How much faster is this than a standard cold boot? Take a look at this:
Here's how fast startup is different to a traditional cold boot:
The speed of the handoff between POST and Windows depends on whether the system has a traditional BIOS or the newer Unified Extensible Firmware Interface (UEFI) ... so watch out for the sales pitch for new systems:
One thing you'll notice in the video was how fast the POST handoff to Windows occurred. Systems that are built using Unified Extensible Firmware Interface (UEFI) are more likely to achieve very fast pre-boot times when compared to those with traditional BIOS. This isn't because UEFI is inherently faster, but because UEFI writers starting from scratch are more able to optimize their implementation rather than building upon a BIOS implementation that may be many years old.
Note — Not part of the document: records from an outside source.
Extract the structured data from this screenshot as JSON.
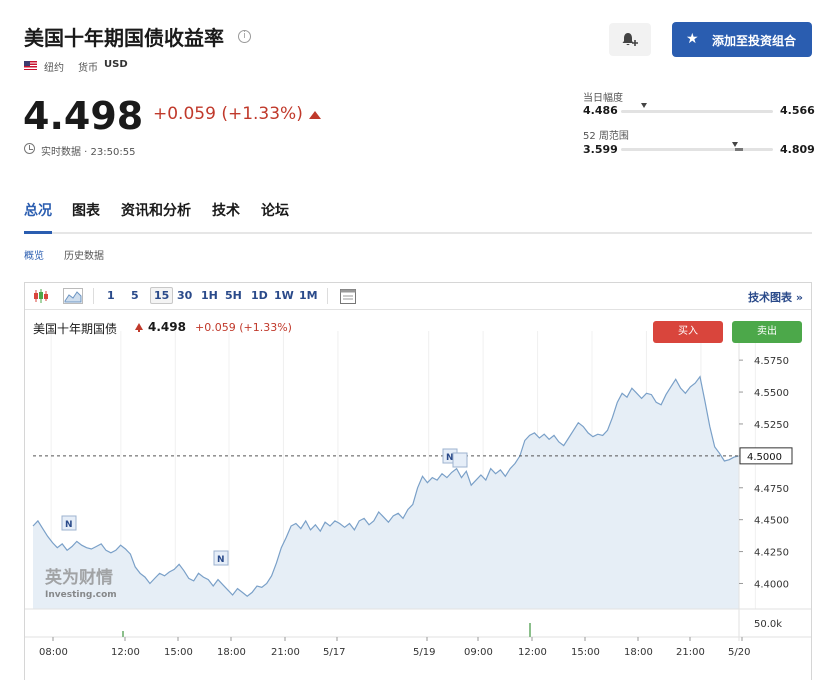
{
  "header": {
    "title": "美国十年期国债收益率",
    "exchange": "纽约",
    "currency_label": "货币",
    "currency": "USD",
    "add_watchlist": "添加至投资组合"
  },
  "quote": {
    "price": "4.498",
    "change": "+0.059 (+1.33%)",
    "realtime": "实时数据 · 23:50:55",
    "up_color": "#c0392b"
  },
  "ranges": {
    "day_label": "当日幅度",
    "day_low": "4.486",
    "day_high": "4.566",
    "day_current": 0.15,
    "week52_label": "52 周范围",
    "week52_low": "3.599",
    "week52_high": "4.809",
    "week52_current": 0.747
  },
  "nav": {
    "tabs": [
      "总况",
      "图表",
      "资讯和分析",
      "技术",
      "论坛"
    ],
    "active": "总况"
  },
  "subtabs": [
    "概览",
    "历史数据"
  ],
  "toolbar": {
    "intervals": [
      "1",
      "5",
      "15",
      "30",
      "1H",
      "5H",
      "1D",
      "1W",
      "1M"
    ],
    "active_interval": "15",
    "tech_chart": "技术图表 »"
  },
  "legend": {
    "name": "美国十年期国债",
    "price": "4.498",
    "change": "+0.059 (+1.33%)"
  },
  "trade": {
    "buy": "买入",
    "sell": "卖出"
  },
  "watermark": {
    "cn": "英为财情",
    "en": "Investing.com"
  },
  "chart_data": {
    "type": "area",
    "y_ticks": [
      "4.5750",
      "4.5500",
      "4.5250",
      "4.5000",
      "4.4750",
      "4.4500",
      "4.4250",
      "4.4000"
    ],
    "ylim": [
      4.38,
      4.59
    ],
    "current_price_label": "4.5000",
    "volume_label": "50.0k",
    "x_ticks": [
      "08:00",
      "12:00",
      "15:00",
      "18:00",
      "21:00",
      "5/17",
      "5/19",
      "09:00",
      "12:00",
      "15:00",
      "18:00",
      "21:00",
      "5/20"
    ],
    "news_markers": [
      "N",
      "N",
      "N"
    ],
    "line_color": "#7aa0c8",
    "fill_color": "#e6eef6",
    "values": [
      4.445,
      4.449,
      4.443,
      4.437,
      4.432,
      4.428,
      4.431,
      4.426,
      4.429,
      4.433,
      4.43,
      4.428,
      4.427,
      4.429,
      4.431,
      4.426,
      4.424,
      4.426,
      4.43,
      4.427,
      4.423,
      4.413,
      4.408,
      4.405,
      4.4,
      4.404,
      4.408,
      4.406,
      4.409,
      4.411,
      4.415,
      4.41,
      4.404,
      4.402,
      4.408,
      4.405,
      4.403,
      4.398,
      4.403,
      4.399,
      4.395,
      4.391,
      4.396,
      4.393,
      4.39,
      4.393,
      4.398,
      4.397,
      4.4,
      4.406,
      4.416,
      4.428,
      4.436,
      4.445,
      4.447,
      4.443,
      4.449,
      4.442,
      4.446,
      4.441,
      4.448,
      4.445,
      4.449,
      4.447,
      4.444,
      4.447,
      4.442,
      4.449,
      4.451,
      4.446,
      4.449,
      4.456,
      4.452,
      4.448,
      4.453,
      4.455,
      4.451,
      4.458,
      4.462,
      4.475,
      4.484,
      4.479,
      4.483,
      4.481,
      4.486,
      4.483,
      4.487,
      4.49,
      4.483,
      4.488,
      4.477,
      4.481,
      4.485,
      4.481,
      4.49,
      4.486,
      4.489,
      4.484,
      4.49,
      4.494,
      4.5,
      4.512,
      4.516,
      4.518,
      4.514,
      4.517,
      4.513,
      4.516,
      4.511,
      4.508,
      4.514,
      4.52,
      4.526,
      4.523,
      4.518,
      4.515,
      4.517,
      4.516,
      4.52,
      4.53,
      4.542,
      4.549,
      4.546,
      4.553,
      4.549,
      4.545,
      4.549,
      4.548,
      4.542,
      4.54,
      4.548,
      4.554,
      4.56,
      4.553,
      4.549,
      4.554,
      4.557,
      4.562,
      4.543,
      4.523,
      4.507,
      4.502,
      4.496,
      4.497,
      4.499,
      4.5
    ]
  }
}
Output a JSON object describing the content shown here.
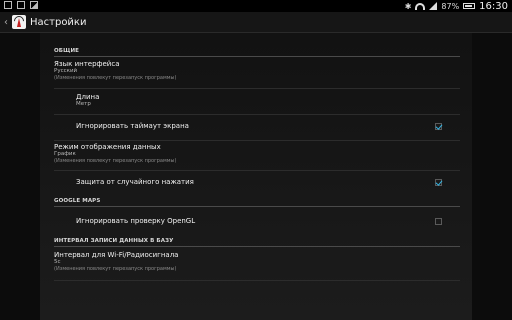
{
  "status_bar": {
    "battery": "87%",
    "time": "16:30"
  },
  "action_bar": {
    "title": "Настройки"
  },
  "sections": {
    "general": "ОБЩИЕ",
    "google_maps": "GOOGLE MAPS",
    "interval": "ИНТЕРВАЛ ЗАПИСИ ДАННЫХ В БАЗУ"
  },
  "items": {
    "language": {
      "title": "Язык интерфейса",
      "value": "Русский",
      "note": "(Изменения повлекут перезапуск программы)"
    },
    "length": {
      "title": "Длина",
      "value": "Метр"
    },
    "screen_timeout": {
      "title": "Игнорировать таймаут экрана",
      "checked": true
    },
    "display_mode": {
      "title": "Режим отображения данных",
      "value": "График",
      "note": "(Изменения повлекут перезапуск программы)"
    },
    "accidental_press": {
      "title": "Защита от случайного нажатия",
      "checked": true
    },
    "opengl": {
      "title": "Игнорировать проверку OpenGL",
      "checked": false
    },
    "wifi_interval": {
      "title": "Интервал для Wi-Fi/Радиосигнала",
      "value": "5с",
      "note": "(Изменения повлекут перезапуск программы)"
    }
  }
}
The good news is that most system and motherboard manufacturers have begun to implement UEFI, so these kinds of fast startup times will be more prevalent for new systems.
And here it is in action:
The notebook used in that video is an EliteBook 8640p (Intel Core i7-2620M, 8GB, 160GB SSD).
Note: Anyone else feel that there's a cut at the end of that video?
This is impressive stuff, but I'm left with some nagging questions:
This is not a cold boot, so will there be a degradation in performance over time when using it? It seems that using the Restart command will revert to a cold boot.
How do applications and antivirus and all the other junk people have on their systems affect fast startup? In many cases it isn't Windows that slows down boot times, but all the other junk installed.
Is cold boot any faster or is that as fast as Microsoft can make it?